Aku sedikit merasa bersalah karena telah berbohong kepada Otose-san mengenai selendang ini. Bagaimana pun, aku tak ingin wanita baik hati itu khawatir.

Kami sampai pada tangga menuju pemakaman lima menit kemudian. Ginnosuke berlari mendahuluiku mendaki anak tangga itu.

"Gin-chan, hati-hati. Kau bisa jatuh." seruku sambil mengejarnya.

Ketika hampir tiba ke puncak tangga, angin musim panas bertiup kencang dan hampir menerbangkan selendangku. Saat aku berusaha menahannya, aku menyadari dua sosok tak di kenal melewatiku.

Aku menatap punggung kedua pria yang menuruni tangga itu. Seorang dari mereka yang berambut putih tengah membopong temannya yang menggunakan setelan jas hitam. Entah kenapa aku merasa getaran aneh ketika mereka melewatiku.

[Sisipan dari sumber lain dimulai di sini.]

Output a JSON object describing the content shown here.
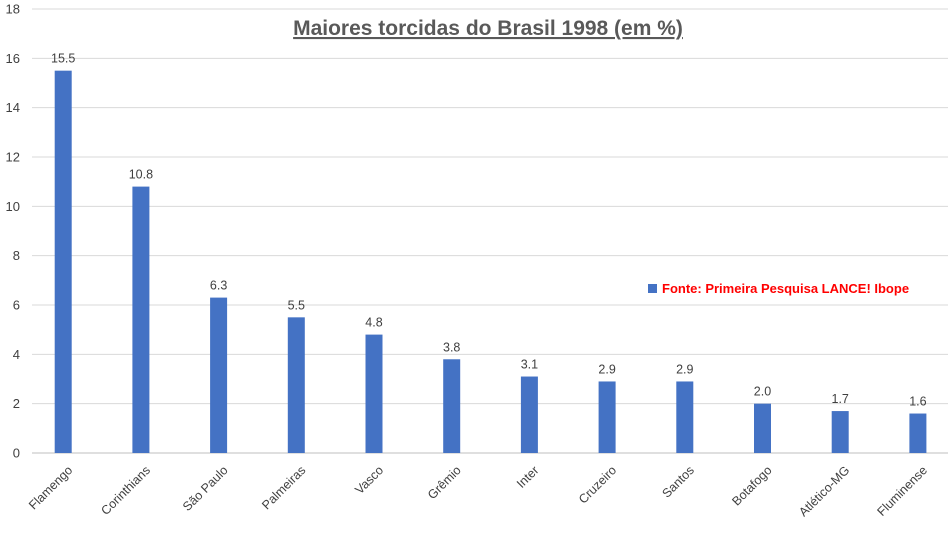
{
  "chart_data": {
    "type": "bar",
    "title": "Maiores torcidas do Brasil 1998 (em %)",
    "categories": [
      "Flamengo",
      "Corinthians",
      "São Paulo",
      "Palmeiras",
      "Vasco",
      "Grêmio",
      "Inter",
      "Cruzeiro",
      "Santos",
      "Botafogo",
      "Atlético-MG",
      "Fluminense"
    ],
    "series": [
      {
        "name": "Fonte:  Primeira Pesquisa LANCE! Ibope",
        "values": [
          15.5,
          10.8,
          6.3,
          5.5,
          4.8,
          3.8,
          3.1,
          2.9,
          2.9,
          2.0,
          1.7,
          1.6
        ],
        "color": "#4472c4"
      }
    ],
    "data_labels": [
      "15.5",
      "10.8",
      "6.3",
      "5.5",
      "4.8",
      "3.8",
      "3.1",
      "2.9",
      "2.9",
      "2.0",
      "1.7",
      "1.6"
    ],
    "ylim": [
      0,
      18
    ],
    "yticks": [
      "0",
      "2",
      "4",
      "6",
      "8",
      "10",
      "12",
      "14",
      "16",
      "18"
    ],
    "grid": true,
    "legend_position": "right",
    "legend_color": "#ff0000",
    "xlabel": "",
    "ylabel": ""
  }
}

"Okaachan. Hayaku," bocah manik merah itu memanggilku dari puncak tangga dengan cerianya.

"Hai. Matte ne."

Sesampainya aku di pemakaman, aku kembali membimbing tangan Ginnosuke menuju nisan tujuan kami agar ia tidak berlari mendahuluiku lagi. Kami berjalan bersama lalu berhenti di depan sebuah nisan granit yang berukirkan nama orang yang kami rindukan itu, Sakata Gintoki.